Taiwanese Protest Against Airline Mistreatment
Mar. 17, 1994
TAIPEI, Taiwan (AP) _ When the Delta Airlines flight from Oregon finally reached Taipei, having been delayed for nearly three hours during a stopover in South Korea, 84 Taiwanese passengers rebelled.
Refusing pleas to disembark, they stayed aboard for four hours until they were promised compensation for the delay and lack of food during the stopover in Seoul.
It was one of a series of incidents in which Taiwanese travelers have refused to take delays and poor treatment lying down. The problem has become serious enough for airline representatives to warn they will no longer tolerate passenger rebellions.
''Taiwanese passengers, as individuals, observe the etiquette. But when they gather as a group, they do what they think is right,'' says Joseph Sheu, a manager of Cathay Pacific Airlines.
''Their nationalist sentiment rises. They say, 'You're bullying the Taiwanese. If we were Americans, you wouldn't do this,''' Sheu said in an interview.
Taiwan was shunned for more than 40 years by governments fearful of affronting the rival Communist Chinese regime in Beijing, who had sent the Nationalists scurrying to the island after ousting them in 1949.
But now they're rich enough to have afforded 4.6 million trips abroad in 1993, spending $7.5 billion - and they want to be treated right.
''Given Taiwan's uncertain political status, Taiwanese may be more sensitive,'' speculated Huang Rong-tsun, a psychology professor at National Taiwan University.
In some cases, passengers refusing to disembark have produced mobile phones and summoned reporters and politicians to the airport to hear their protests.
One celebrated case, although not involving an airline, illustrates their tenacity.
Last August, Taiwanese tourists returning from Austria called a news conference to accuse Vienna police of strip-searching some of them because a credit card was wrongly suspected to be counterfeit.
The uproar went all the way to the government, with Foreign Minister Fredrick Chien threatening a tourist boycott of Austria. The Austrian government apologized.
Also in August, about 300 Taiwanese had to camp overnight at Hong Kong airport because their Thai Airways flight had mechanical problems and the airline said it was too late to find them a hotel.
When the plane reached Taipei next day, they at first refused to disembark. Then they occupied the airport lounge, waving protest banners until the airline agreed to compensate them.
A month later a similar incident happened to 80 Taiwanese flying Garuda Airlines of Indonesia. Garuda paid each protester $200 and published apologies in newspaper ads.
In December it was Delta's turn. It insisted it wasn't the airline's fault that the passengers got nothing to eat, saying the Seoul airport restaurant was closed and it would have taken hours to bring in food from the city.
It finally agreed to compensation of $200, but later backed out, saying that the promise was extracted under duress and that international regulations did not require airlines to compensate for plane delays.

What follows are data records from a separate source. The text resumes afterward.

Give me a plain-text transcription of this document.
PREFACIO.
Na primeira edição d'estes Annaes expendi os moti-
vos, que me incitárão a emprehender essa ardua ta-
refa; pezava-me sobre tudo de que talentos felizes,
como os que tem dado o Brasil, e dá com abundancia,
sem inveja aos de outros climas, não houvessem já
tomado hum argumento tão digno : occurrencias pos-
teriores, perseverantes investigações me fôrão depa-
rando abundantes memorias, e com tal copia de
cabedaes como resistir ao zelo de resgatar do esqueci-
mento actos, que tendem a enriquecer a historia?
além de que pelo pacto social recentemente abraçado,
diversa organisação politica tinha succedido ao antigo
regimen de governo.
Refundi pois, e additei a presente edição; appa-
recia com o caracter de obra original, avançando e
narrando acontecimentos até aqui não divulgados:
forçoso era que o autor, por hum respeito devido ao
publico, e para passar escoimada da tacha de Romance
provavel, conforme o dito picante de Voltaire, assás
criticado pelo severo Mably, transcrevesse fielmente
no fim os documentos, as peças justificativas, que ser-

The Taiwan Consumers Foundation said it would sue Delta for breach of promise. ''The passengers did not cause any damage to the aircraft. It was absolutely legal for them to stay on the plane until they are compensated for the delay,'' foundation attorney Yin Chang-hua told airline representatives at a recent meeting.
On Wednesday, representatives of 50 airlines called a news conference to announce that enough was enough, there would be no more compensation, and rebellious passengers were lawbreakers subject to as much as three years in jail under Taiwanese law.